McNeil to restore Park-designed USGA charter member club in Massachusetts


McNeil to restore Park-designed USGA charter member club in Massachusetts
Sean Dudley
By Adam Lawrence

Golf architect Robert McNeil has begun developing a long range comprehensive master restoration/renovation plan at the Milton Hoosic Club in Canton, Massachusetts.

Milton Hoosic was established in 1891, making it one of the oldest golf clubs in the US. Its design pedigree trace back to two-time Open champion Willie Park Jr, the designer of courses such as Sunningdale Old in England and Maidstone on Long Island.

“According to a club history Willie Park was engaged by the board of (at the time) Hoosic-Whisick in 1916 to redesign what was a very informal layout developed in 1897,” said McNeil. “The club was elected into the USGA in 1897 and to the Massachusetts Golf Association in 1903 making it one of the original 48 clubs and a charter member.”

The club history also describes Park’s design cutting through the pine forest to develop what are now holes six, seven and eight. The second, third and fourth were also redesigned and lengthened as directed by Park, though the redesign work took several years with a halt in construction during the First World War. The new holes – and the layout as it largely remains today – were reopened in 1921.

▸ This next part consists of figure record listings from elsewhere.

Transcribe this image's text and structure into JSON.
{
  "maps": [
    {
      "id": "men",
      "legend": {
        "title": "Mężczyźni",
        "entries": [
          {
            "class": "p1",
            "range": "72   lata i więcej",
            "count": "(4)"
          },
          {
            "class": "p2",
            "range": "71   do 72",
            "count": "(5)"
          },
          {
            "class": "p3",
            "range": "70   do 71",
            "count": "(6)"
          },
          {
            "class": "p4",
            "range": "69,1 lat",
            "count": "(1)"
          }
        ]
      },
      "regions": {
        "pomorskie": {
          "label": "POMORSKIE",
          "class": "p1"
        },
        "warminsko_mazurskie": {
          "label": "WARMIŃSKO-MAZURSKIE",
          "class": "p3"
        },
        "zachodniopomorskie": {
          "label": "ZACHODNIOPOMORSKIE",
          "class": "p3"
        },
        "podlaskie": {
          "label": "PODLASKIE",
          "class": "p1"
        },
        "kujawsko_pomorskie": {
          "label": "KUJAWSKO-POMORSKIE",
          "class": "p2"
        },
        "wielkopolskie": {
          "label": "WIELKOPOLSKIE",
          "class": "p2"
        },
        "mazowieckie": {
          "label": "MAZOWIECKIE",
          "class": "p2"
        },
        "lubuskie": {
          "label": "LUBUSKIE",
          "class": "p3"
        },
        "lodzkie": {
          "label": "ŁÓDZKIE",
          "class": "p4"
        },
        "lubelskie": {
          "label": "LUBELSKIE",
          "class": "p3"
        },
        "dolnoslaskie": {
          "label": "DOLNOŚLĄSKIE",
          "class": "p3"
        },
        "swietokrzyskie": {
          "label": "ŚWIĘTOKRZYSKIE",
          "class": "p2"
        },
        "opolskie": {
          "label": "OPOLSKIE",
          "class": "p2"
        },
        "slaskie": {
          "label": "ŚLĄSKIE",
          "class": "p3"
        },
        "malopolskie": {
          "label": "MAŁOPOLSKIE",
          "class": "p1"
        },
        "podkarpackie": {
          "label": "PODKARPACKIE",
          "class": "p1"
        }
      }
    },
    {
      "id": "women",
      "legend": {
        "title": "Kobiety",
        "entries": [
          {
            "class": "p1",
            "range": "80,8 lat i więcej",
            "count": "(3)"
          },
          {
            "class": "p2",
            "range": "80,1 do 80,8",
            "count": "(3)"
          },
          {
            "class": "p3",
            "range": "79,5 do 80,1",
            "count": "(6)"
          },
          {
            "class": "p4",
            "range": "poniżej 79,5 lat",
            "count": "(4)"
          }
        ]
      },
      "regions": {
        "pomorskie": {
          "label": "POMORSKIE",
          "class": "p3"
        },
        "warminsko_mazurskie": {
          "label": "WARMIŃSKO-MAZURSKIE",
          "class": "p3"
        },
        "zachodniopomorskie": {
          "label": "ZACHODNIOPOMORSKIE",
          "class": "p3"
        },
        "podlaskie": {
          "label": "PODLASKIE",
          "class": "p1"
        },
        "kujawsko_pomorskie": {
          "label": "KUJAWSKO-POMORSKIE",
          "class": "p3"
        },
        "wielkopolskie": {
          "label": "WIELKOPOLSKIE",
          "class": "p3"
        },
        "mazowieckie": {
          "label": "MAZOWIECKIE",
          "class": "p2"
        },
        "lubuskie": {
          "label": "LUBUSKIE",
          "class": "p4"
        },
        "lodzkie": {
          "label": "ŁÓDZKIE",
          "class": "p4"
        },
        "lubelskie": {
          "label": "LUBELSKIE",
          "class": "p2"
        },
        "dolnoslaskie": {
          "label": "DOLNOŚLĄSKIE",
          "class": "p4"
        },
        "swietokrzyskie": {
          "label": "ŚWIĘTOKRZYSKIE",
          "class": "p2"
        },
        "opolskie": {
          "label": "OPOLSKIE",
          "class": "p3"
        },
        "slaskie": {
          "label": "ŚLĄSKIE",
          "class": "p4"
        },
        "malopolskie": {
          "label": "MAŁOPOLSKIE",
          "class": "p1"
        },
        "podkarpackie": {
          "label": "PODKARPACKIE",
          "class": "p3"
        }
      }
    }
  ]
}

“It is evident that Park left an imprint at Milton Hoosic,” said McNeil. “His crossing hazards can be found on the fifth and seventh as well as a lost crossing bunker on the ninth that can be seen as recently as a 1969 photograph. The routing of the golf course takes on a very natural flow with seemingly little earthmoving, with green locations positioned so as to take advantage of the given topography. “

McNeil’s master plan will identify the value of the many historic elements either still part of the course or that have been lost. “The work includes bunker renovation and restoration, establishing a comprehensive tee programme to give the course maximum flexibility, a tree management programme, plus recontouring and expansion of greens and fairways to bring back the original strategic lines on the course,” he said.